As a reminder, here was the table I ran:
A reader correctly pointed out that if I wanted to break out the retention rate, the formula I used should have been the other way around: (Monthly Listeners)/(Ever Listened), as opposed to the (Ever Listened)/(Monthly Listeners) pursuit I used to illustrate the broad strokes of the ratio.
But the larger fix, which was also highlighted over Twitter by Steadfast Venture Capital’s Dave Ambrose, has to do with accounting for the fact that Monthly Active User growth generally rolls along at a slower pace compared with the more casual denominator (in this case, “Ever Listened”). Put another way: it’s easier to be casual, it’s much harder to be committed — “it takes time to habituate,” as one reader put it — and therefore it’s that much harder for the underlying dynamics driving the retention rate to achieve some kind of liftoff or acceleration, if there will ever be one.
It was also extended out to me that as an overall listenership grows bigger, there is a tendency for more engaged and nuanced audience measures tend not to grow as quickly or in natural tandem. This makes intuitive sense to me; it’s the story of every small business that becomes a global corporate empire, every town that becomes a booming city. But I wonder to what extent will podcasting’s growth follow in accordance to this arc.
Day-parting. Techmeme founder Gabe Rivera tweeted out an excerpt of this week’s write-up on its new daily podcast after the newsletter wen tout, and there’s something about the way he phrased Brian McCullough’s that stood out to me.
He wrote: “Here’s @brianmcc (of Techmeme Ride Home fame!) on how podcasters are now learning to do what radio people have been doing for almost a century.”
There is, of course, a certain counter-intuitiveness to this idea. Part of the whole point — and structural innovation — of podcasting is how its on-demand nature liberates it from certain defining limitations of broadcast; in particular, it’s linearity and confinement to the terms of the specific physical location it serves, which puts a cap on both the publisher and listener’s sense of autonomy over relating to the program being distributed.

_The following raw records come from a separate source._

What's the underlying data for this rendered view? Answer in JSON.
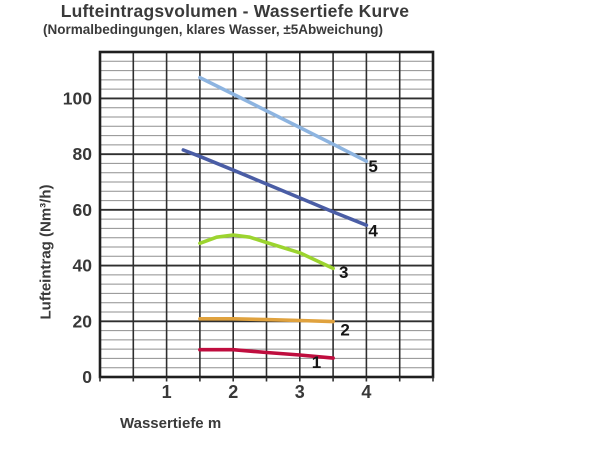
{
  "chart_data": {
    "type": "line",
    "title": "Lufteintragsvolumen - Wassertiefe Kurve",
    "subtitle": "(Normalbedingungen, klares Wasser, ±5Abweichung)",
    "xlabel": "Wassertiefe m",
    "ylabel": "Lufteintrag (Nm³/h)",
    "xlim": [
      0,
      5
    ],
    "ylim": [
      0,
      116.7
    ],
    "x_ticks": [
      1,
      2,
      3,
      4
    ],
    "y_ticks": [
      0,
      20,
      40,
      60,
      80,
      100
    ],
    "x_minor_step": 0.5,
    "y_minor_divisions_per_major": 6,
    "grid": "on",
    "legend_position": "inline-end-labels",
    "line_width": 3.6,
    "series": [
      {
        "name": "1",
        "color": "#bf0d3e",
        "points": [
          [
            1.5,
            9.8
          ],
          [
            2,
            9.8
          ],
          [
            2.5,
            8.8
          ],
          [
            3,
            7.9
          ],
          [
            3.5,
            6.8
          ]
        ],
        "label_pos": [
          3.25,
          5.2
        ]
      },
      {
        "name": "2",
        "color": "#e0a23e",
        "points": [
          [
            1.5,
            20.9
          ],
          [
            2,
            20.9
          ],
          [
            2.5,
            20.6
          ],
          [
            3,
            20.3
          ],
          [
            3.5,
            19.9
          ]
        ],
        "label_pos": [
          3.68,
          16.8
        ]
      },
      {
        "name": "3",
        "color": "#9cd42f",
        "points": [
          [
            1.5,
            48
          ],
          [
            1.75,
            50.2
          ],
          [
            2,
            51
          ],
          [
            2.25,
            50.2
          ],
          [
            2.5,
            48.3
          ],
          [
            3,
            44.6
          ],
          [
            3.5,
            39
          ]
        ],
        "label_pos": [
          3.66,
          37.5
        ]
      },
      {
        "name": "4",
        "color": "#4a5da5",
        "points": [
          [
            1.25,
            81.5
          ],
          [
            1.5,
            79.2
          ],
          [
            2,
            74.3
          ],
          [
            2.5,
            69.3
          ],
          [
            3,
            64.3
          ],
          [
            3.5,
            59.3
          ],
          [
            4,
            54.5
          ]
        ],
        "label_pos": [
          4.1,
          52.5
        ]
      },
      {
        "name": "5",
        "color": "#8db4e0",
        "points": [
          [
            1.5,
            107.5
          ],
          [
            2,
            101.6
          ],
          [
            2.5,
            95.6
          ],
          [
            3,
            89.6
          ],
          [
            3.5,
            83.6
          ],
          [
            4,
            77.5
          ]
        ],
        "label_pos": [
          4.1,
          75.5
        ]
      }
    ],
    "colors": {
      "grid_minor": "#8f8f8f",
      "grid_major": "#2f2f2f",
      "border": "#1f1f1f",
      "tick_text": "#383838",
      "series_label_text": "#151515"
    }
  }
}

If podcasting is free from the particular confines of place and time, then why should it emulate what is essentially a strategy that emerges as a consequences of its predecessor’s limitations?

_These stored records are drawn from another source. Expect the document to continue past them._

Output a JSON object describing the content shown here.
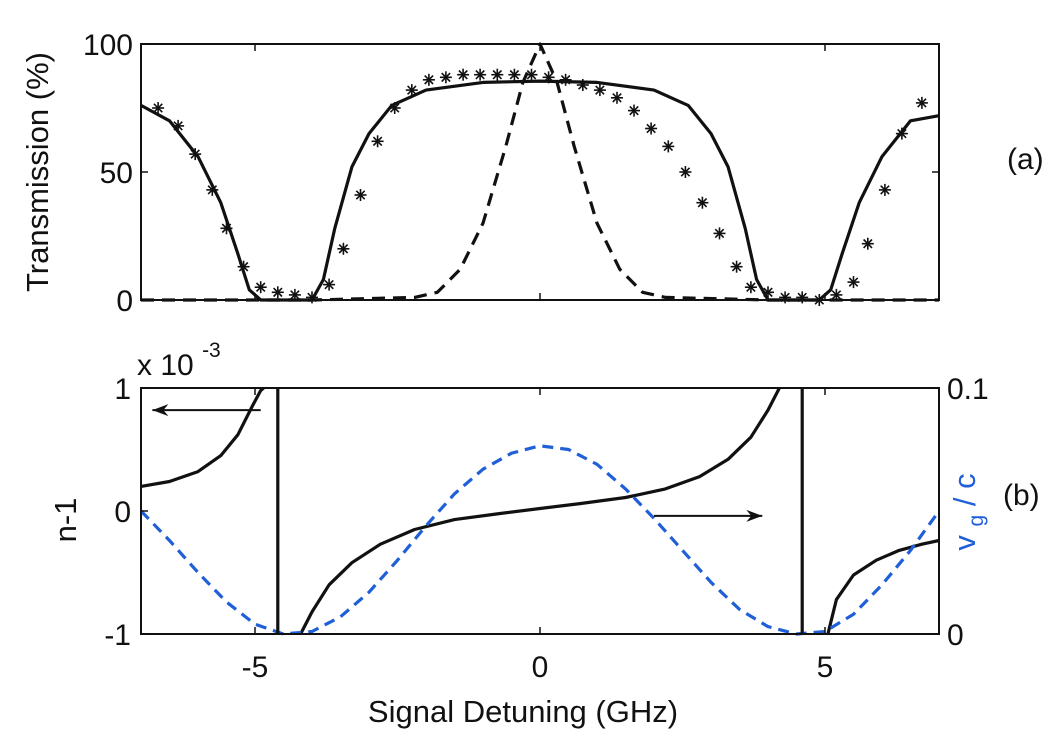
{
  "chart_data": [
    {
      "panel": "(a)",
      "type": "line",
      "ylabel": "Transmission (%)",
      "xlim": [
        -7,
        7
      ],
      "ylim": [
        0,
        100
      ],
      "xticks": [
        -5,
        0,
        5
      ],
      "yticks": [
        0,
        50,
        100
      ],
      "grid": false,
      "series": [
        {
          "style": "solid",
          "x": [
            -7,
            -6.5,
            -6,
            -5.6,
            -5.3,
            -5.1,
            -4.9,
            -4.5,
            -4.0,
            -3.8,
            -3.6,
            -3.3,
            -3.0,
            -2.6,
            -2.0,
            -1.0,
            0,
            1.0,
            2.0,
            2.6,
            3.0,
            3.3,
            3.6,
            3.8,
            4.0,
            4.5,
            4.9,
            5.1,
            5.3,
            5.6,
            6.0,
            6.5,
            7
          ],
          "y": [
            76,
            70,
            56,
            38,
            18,
            4,
            0,
            0,
            0,
            8,
            28,
            52,
            65,
            76,
            82,
            85,
            85.5,
            85,
            82,
            76,
            65,
            52,
            28,
            8,
            0,
            0,
            0,
            4,
            18,
            38,
            56,
            70,
            72
          ]
        },
        {
          "style": "dashed",
          "x": [
            -7,
            -4,
            -2.2,
            -1.8,
            -1.4,
            -1.0,
            -0.6,
            -0.3,
            0,
            0.3,
            0.6,
            1.0,
            1.4,
            1.8,
            2.2,
            4,
            7
          ],
          "y": [
            0,
            0,
            1,
            3,
            12,
            30,
            60,
            85,
            100,
            85,
            60,
            30,
            12,
            3,
            1,
            0,
            0
          ],
          "xrange_drawn": [
            -3.8,
            3.8
          ]
        },
        {
          "style": "markers",
          "marker": "asterisk",
          "x": [
            -6.7,
            -6.35,
            -6.05,
            -5.75,
            -5.5,
            -5.2,
            -4.9,
            -4.6,
            -4.3,
            -4.0,
            -3.7,
            -3.45,
            -3.15,
            -2.85,
            -2.55,
            -2.25,
            -1.95,
            -1.65,
            -1.35,
            -1.05,
            -0.75,
            -0.45,
            -0.15,
            0.15,
            0.45,
            0.75,
            1.05,
            1.35,
            1.65,
            1.95,
            2.25,
            2.55,
            2.85,
            3.15,
            3.45,
            3.7,
            4.0,
            4.3,
            4.6,
            4.9,
            5.2,
            5.5,
            5.75,
            6.05,
            6.35,
            6.7
          ],
          "y": [
            75,
            68,
            57,
            43,
            28,
            13,
            5,
            3,
            2,
            1,
            6,
            20,
            41,
            62,
            75,
            82,
            86,
            87,
            88,
            88,
            88,
            88,
            88,
            87,
            86,
            84,
            82,
            79,
            74,
            67,
            60,
            50,
            38,
            26,
            13,
            5,
            3,
            1,
            1,
            0,
            2,
            7,
            22,
            43,
            65,
            77
          ]
        }
      ]
    },
    {
      "panel": "(b)",
      "type": "line",
      "xlabel": "Signal Detuning (GHz)",
      "ylabel_left": "n-1",
      "ylabel_right_main": "v",
      "ylabel_right_sub": "g",
      "ylabel_right_rest": " / c",
      "y_multiplier": "x 10",
      "y_multiplier_exp": "-3",
      "xlim": [
        -7,
        7
      ],
      "ylim_left": [
        -1,
        1
      ],
      "ylim_right": [
        0,
        0.1
      ],
      "xticks": [
        -5,
        0,
        5
      ],
      "yticks_left": [
        -1,
        0,
        1
      ],
      "yticks_right": [
        0,
        0.1
      ],
      "right_axis_color": "#1f5fd8",
      "poles": [
        -4.6,
        4.6
      ],
      "series": [
        {
          "name": "n-1",
          "axis": "left",
          "style": "solid",
          "segments": [
            {
              "x": [
                -7,
                -6.5,
                -6,
                -5.6,
                -5.3,
                -5.05,
                -4.9,
                -4.85
              ],
              "y": [
                0.2,
                0.24,
                0.32,
                0.45,
                0.62,
                0.85,
                0.98,
                1.0
              ]
            },
            {
              "x": [
                -4.2,
                -4.0,
                -3.7,
                -3.3,
                -2.8,
                -2.2,
                -1.5,
                -0.7,
                0,
                0.7,
                1.5,
                2.2,
                2.8,
                3.3,
                3.7,
                4.0,
                4.2
              ],
              "y": [
                -1.0,
                -0.82,
                -0.6,
                -0.42,
                -0.27,
                -0.15,
                -0.07,
                -0.02,
                0.02,
                0.06,
                0.11,
                0.18,
                0.28,
                0.42,
                0.6,
                0.82,
                1.0
              ]
            },
            {
              "x": [
                5.05,
                5.2,
                5.5,
                5.9,
                6.3,
                6.7,
                7
              ],
              "y": [
                -1.0,
                -0.72,
                -0.52,
                -0.4,
                -0.32,
                -0.27,
                -0.24
              ]
            }
          ]
        },
        {
          "name": "vg/c",
          "axis": "right",
          "style": "dashed",
          "color": "#1f5fd8",
          "x": [
            -7,
            -6.5,
            -6,
            -5.5,
            -5,
            -4.5,
            -4.0,
            -3.5,
            -3.0,
            -2.5,
            -2.0,
            -1.5,
            -1.0,
            -0.5,
            0,
            0.5,
            1.0,
            1.5,
            2.0,
            2.5,
            3.0,
            3.5,
            4.0,
            4.5,
            5,
            5.5,
            6,
            6.5,
            7
          ],
          "y": [
            0.05,
            0.038,
            0.025,
            0.013,
            0.004,
            0.0,
            0.001,
            0.007,
            0.017,
            0.03,
            0.044,
            0.057,
            0.067,
            0.0735,
            0.0765,
            0.075,
            0.069,
            0.059,
            0.047,
            0.034,
            0.021,
            0.01,
            0.003,
            0.0,
            0.001,
            0.008,
            0.02,
            0.034,
            0.05
          ]
        }
      ],
      "arrows": [
        {
          "direction": "left",
          "from": [
            -4.9,
            0.82
          ],
          "to": [
            -6.8,
            0.82
          ]
        },
        {
          "direction": "right",
          "from": [
            2.0,
            -0.04
          ],
          "to": [
            3.9,
            -0.04
          ]
        }
      ]
    }
  ]
}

In my mind, the answer is simple enough: because it can, and because you’d be harnessing the benefits of a strategy without needing to grapple with the downsides of the core weaknesses that necessitated the strategy — it’s the same ceiling, but higher floor. At the same time, though, I have a strong feeling that a podcast’s day-parting moves has more to do with its head than its tail, and therein lies in the nature of the new risk: the more specific you get with the head, the more you likely limit the benefits reaped by the tail.